KU Team Takes First Place in Corporate Software Competition


Cerner Corporation Software Competition

A team of University of Kansas computer science and computer engineering students won a multi-university design competition led by a major Kansas City-based healthcare software development firm.

On Dec. 6, students from KU, Kansas State University, the University of Iowa and Purdue University traveled to Kansas City to present their semester-long design project before executives at Cerner Corp.

KU students Samantha Cook, John Heideman, Jeffery Unger and Jonathan VanEenwyk beat all other teams for first-place honors. The competition asked students to develop software for a PDA to be used by physicians and other healthcare providers. The PDA would present, collect and tie together patient information and other data essential to healthcare providers as they care for their clients.

"The students did an outstanding job. I knew we had the potential to perform well in this challenge," said Arvin Agah, KU associate professor of electrical engineering and computer science and instructor of the Software Development Lifecycle course. "From an engineering perspective, these are strong schools to compete against. All the students had to draw upon their best creative and technical skills in order to succeed."

Fourteen KU computer science and computer engineering students took part in the course, which employed a videoconference learning environment to connect students from the four universities with professionals at Cerner. The company provided each of the nine student teams with a PDA on which to build, test and run their class project. KU's class was held in a videoconference room housed at the university's Information and Telecommunication Technology Center. ITTC is a major research center at KU that focuses on creating innovative technologies in telecommunications, information systems, bioinformatics and radar.
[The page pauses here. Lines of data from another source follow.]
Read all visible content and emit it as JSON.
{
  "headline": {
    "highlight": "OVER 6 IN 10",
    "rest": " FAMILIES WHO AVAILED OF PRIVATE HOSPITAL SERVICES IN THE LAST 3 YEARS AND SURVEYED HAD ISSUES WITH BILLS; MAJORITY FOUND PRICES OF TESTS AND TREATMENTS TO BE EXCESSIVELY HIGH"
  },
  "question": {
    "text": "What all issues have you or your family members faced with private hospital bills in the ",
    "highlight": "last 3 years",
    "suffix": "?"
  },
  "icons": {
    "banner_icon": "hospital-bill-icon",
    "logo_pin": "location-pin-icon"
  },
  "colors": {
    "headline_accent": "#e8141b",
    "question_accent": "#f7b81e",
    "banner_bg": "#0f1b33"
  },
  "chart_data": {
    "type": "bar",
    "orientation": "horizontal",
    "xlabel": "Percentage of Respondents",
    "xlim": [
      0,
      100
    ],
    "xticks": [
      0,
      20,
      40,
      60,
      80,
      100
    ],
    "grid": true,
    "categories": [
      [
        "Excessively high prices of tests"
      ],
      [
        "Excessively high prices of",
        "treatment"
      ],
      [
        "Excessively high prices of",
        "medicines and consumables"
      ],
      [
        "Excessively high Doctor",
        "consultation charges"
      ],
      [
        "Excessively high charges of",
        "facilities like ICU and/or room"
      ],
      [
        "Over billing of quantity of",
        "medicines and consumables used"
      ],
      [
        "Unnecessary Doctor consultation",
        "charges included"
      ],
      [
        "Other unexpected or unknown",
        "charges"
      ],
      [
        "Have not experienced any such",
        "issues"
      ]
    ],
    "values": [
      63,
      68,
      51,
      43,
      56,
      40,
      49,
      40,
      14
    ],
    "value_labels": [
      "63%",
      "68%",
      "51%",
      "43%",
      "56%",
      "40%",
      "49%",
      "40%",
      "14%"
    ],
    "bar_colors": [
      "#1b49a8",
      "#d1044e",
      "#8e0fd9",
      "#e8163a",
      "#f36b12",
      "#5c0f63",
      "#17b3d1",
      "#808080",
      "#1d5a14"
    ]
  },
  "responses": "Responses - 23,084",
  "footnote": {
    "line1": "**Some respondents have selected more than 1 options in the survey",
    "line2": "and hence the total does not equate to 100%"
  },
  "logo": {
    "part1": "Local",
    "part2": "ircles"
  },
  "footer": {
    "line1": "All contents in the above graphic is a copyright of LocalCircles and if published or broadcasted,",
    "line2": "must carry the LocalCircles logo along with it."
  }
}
Through videoconferencing, Cerner's engineers and business and medical professionals assisted with course lectures, giving students at all four schools lessons based on actual engineering and development processes. Stephen Smith, senior learning strategist with Cerner, said in an earlier interview that the company's associates committed between 500 and 700 hours to developing and delivering the course, above and beyond their day-to-day responsibilities.

For students, the course was a way to experience what it takes to move an idea from the product concept stage through rapid prototype development of the product, Agah said.

"The techniques and methodologies they've learned in the course can apply to any software development project they work on in the future," Agah said. "That they were able to work on an actual product in a competitive business environment makes the experience richer and more relevant to their careers."

The students retain the intellectual property rights to the software they developed for the project. The members of the winning team each received one of the PDAs.